Cette combinaison d’accessibilité, de qualité et de simplicité (peu de paperasse, facturation lisible) est l’un des « secrets » les mieux gardés de l’attractivité de l’Uruguay.

Montevideo comme base pour nomades et travailleurs à distance

Montevideo comme base pour nomades et travailleurs à distance

Outre les retraités et investisseurs, Montevideo séduit de plus en plus les travailleurs en ligne. Internet rapide (la fibre dépasse souvent 100 Mbps), 4G généralisée, sécurité élevée, cafés équipés de Wi‑Fi et émergence d’espaces de coworking en font une base crédible pour télétravailler.

2000

Le budget mensuel maximal d’un nomade numérique incluant logement, alimentation, coworking et transports publics peut atteindre 2 000 dollars.

L’avantage majeur pour ces profils reste toutefois fiscal : tant qu’ils ne deviennent pas résidents fiscaux (moins de 183 jours, centre des intérêts ailleurs), leurs revenus étrangers ne sont en principe pas taxés en Uruguay. S’ils choisissent ensuite d’y ancrer leur résidence fiscale, le tax holiday leur offre potentiellement 11 années d’immunité sur ces mêmes revenus.

Un compromis rare entre fiscalité, stabilité et qualité de vie

Un compromis rare entre fiscalité, stabilité et qualité de vie

Uruguay : regime fiscal territorial et vie a Montevideo, ce n’est pas qu’une promesse marketing. Sur le terrain, la combinaison est difficile à égaler dans la région :

Les atouts du Panama pour s’installer

Un régime fiscal avantageux, un marché immobilier attractif et une qualité de vie remarquable

Régime territorial clair

Votre patrimoine mondial n’est pas imposé au Panama, seul votre revenu local compte.

Tax holiday pour nouveaux résidents

Pendant plus de dix ans, vos revenus de retraite ou d’investissement peuvent être quasi nets d’impôt.

Immobilier ouvert et stable

Étrangers et nationaux sont sur un pied d’égalité, avec des rendements toujours attractifs.

Système de santé de haut niveau

Panama figure parmi les meilleurs systèmes de santé d’Amérique latine, à des coûts bien inférieurs aux standards nord-américains.

Capitale sûre et à taille humaine

Une rambla unique, des quartiers personnalisés et une vie culturelle dense, sans l’agitation des mégalopoles.

La contrepartie est connue : Montevideo n’est pas une destination « low cost ». Le coût de la vie y est parmi les plus élevés du continent, l’électricité est chère, l’immobilier dans les quartiers prisés ne cesse de monter, et les services de qualité se paient.

Bon à savoir :

Pour un salarié local, Montevideo peut sembler chère, mais pour un expatrié, investisseur ou télétravailleur payé en devises fortes, le rapport prix, sécurité, stabilité et services est très favorable.

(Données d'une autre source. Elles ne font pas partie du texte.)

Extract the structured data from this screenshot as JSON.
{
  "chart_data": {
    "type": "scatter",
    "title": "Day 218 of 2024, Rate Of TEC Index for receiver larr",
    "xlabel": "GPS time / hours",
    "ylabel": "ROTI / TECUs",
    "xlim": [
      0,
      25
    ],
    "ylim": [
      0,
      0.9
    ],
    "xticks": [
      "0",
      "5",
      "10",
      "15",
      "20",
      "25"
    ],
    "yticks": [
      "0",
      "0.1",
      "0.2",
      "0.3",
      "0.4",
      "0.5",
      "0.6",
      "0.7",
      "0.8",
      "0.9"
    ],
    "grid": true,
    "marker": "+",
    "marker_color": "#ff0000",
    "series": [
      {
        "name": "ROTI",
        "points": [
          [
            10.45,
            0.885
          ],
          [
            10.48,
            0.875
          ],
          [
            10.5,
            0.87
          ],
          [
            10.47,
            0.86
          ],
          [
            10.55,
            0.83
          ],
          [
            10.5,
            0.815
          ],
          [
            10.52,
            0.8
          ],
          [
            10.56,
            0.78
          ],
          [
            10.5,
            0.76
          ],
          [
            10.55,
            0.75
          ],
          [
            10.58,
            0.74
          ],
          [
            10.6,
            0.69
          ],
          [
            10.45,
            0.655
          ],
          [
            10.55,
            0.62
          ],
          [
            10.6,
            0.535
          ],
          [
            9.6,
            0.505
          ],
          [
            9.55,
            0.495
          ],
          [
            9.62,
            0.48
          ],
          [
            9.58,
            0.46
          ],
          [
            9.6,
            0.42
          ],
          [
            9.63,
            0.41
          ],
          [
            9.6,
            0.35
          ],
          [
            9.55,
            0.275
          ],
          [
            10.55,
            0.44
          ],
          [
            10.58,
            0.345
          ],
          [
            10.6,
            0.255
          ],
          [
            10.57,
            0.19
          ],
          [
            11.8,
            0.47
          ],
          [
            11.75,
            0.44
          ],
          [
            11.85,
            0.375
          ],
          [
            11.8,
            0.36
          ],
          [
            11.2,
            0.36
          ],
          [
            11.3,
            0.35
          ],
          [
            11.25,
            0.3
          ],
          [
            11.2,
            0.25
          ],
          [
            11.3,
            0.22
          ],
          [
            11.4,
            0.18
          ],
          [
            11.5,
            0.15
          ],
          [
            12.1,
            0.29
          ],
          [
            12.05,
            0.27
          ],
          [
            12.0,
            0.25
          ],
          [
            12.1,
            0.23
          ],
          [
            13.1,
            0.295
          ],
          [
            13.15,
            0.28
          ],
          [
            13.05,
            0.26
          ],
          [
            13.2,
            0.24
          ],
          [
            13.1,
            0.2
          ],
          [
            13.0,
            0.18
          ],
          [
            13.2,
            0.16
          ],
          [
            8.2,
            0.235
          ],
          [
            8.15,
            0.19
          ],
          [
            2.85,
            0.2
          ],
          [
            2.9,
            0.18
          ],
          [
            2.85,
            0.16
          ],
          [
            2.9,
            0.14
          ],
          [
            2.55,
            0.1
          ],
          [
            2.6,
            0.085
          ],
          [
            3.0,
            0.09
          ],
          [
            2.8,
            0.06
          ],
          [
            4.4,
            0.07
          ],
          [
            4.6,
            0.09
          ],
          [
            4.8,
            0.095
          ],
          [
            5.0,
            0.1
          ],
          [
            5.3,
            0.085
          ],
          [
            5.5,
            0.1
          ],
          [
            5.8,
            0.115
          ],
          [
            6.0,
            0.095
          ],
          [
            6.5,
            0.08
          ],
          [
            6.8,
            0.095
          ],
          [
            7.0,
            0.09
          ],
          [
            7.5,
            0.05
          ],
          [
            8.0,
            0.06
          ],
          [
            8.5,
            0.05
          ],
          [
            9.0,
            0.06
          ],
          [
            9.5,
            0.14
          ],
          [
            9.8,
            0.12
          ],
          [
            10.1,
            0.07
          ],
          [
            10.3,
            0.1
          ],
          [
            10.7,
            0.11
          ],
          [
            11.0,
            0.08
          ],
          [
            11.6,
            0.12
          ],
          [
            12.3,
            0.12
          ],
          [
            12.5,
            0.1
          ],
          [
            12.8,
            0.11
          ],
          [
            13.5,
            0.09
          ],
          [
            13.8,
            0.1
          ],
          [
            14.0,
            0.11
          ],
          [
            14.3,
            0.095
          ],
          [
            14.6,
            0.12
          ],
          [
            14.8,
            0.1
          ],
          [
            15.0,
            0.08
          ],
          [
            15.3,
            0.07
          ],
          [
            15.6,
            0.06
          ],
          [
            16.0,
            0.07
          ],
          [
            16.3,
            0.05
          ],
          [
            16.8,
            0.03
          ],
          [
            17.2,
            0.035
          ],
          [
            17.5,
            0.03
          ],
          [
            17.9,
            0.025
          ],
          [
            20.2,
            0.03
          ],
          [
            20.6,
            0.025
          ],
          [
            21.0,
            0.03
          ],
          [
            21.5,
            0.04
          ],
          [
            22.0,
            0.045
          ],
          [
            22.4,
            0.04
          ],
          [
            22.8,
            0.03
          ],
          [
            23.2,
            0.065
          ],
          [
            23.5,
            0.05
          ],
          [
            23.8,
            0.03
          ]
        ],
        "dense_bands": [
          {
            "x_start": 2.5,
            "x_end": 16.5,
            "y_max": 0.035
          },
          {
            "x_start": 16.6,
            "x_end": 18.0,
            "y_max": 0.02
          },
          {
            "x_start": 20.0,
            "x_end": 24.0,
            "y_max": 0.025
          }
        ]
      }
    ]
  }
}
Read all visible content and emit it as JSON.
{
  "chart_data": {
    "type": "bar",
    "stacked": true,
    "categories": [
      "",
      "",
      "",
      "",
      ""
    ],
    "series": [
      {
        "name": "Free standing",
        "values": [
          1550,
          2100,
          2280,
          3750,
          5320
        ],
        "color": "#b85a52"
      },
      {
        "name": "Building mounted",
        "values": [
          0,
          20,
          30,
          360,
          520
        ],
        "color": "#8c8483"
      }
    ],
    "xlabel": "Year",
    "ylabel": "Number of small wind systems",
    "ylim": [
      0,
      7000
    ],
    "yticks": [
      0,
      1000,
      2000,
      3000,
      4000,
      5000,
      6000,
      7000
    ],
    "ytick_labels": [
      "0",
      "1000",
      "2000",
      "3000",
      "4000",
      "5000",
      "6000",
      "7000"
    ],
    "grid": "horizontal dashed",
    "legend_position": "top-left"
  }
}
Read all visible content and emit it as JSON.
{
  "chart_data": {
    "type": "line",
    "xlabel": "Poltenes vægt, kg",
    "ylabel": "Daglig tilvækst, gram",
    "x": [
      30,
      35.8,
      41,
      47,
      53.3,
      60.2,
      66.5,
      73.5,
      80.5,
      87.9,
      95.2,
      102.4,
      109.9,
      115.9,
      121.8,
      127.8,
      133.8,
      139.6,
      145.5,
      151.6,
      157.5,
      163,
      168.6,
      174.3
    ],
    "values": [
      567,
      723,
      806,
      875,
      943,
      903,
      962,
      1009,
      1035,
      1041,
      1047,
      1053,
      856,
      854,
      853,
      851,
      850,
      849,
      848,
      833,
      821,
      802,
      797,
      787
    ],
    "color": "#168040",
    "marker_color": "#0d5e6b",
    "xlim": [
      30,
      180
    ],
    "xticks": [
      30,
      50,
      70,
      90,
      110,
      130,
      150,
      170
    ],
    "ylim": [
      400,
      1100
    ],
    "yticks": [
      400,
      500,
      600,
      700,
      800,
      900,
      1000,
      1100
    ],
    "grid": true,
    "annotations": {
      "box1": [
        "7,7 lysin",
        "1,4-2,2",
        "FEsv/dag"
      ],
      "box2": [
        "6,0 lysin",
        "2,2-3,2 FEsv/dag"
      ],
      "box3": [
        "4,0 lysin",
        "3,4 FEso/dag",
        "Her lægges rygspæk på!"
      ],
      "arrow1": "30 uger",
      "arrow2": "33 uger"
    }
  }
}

Pour ceux qui envisagent un changement de base fiscale, la clef reste d’articuler soigneusement leur planning : durée de séjour, moment d’activation du statut de résident fiscal, choix entre exemption 11 ans ou taux réduit permanent, structuration des revenus de capital. Montevideo fournit le cadre – encore faut‑il, avant de faire ses valises, s’asseoir avec un conseiller fiscal local pour tailler ce costume sur mesure.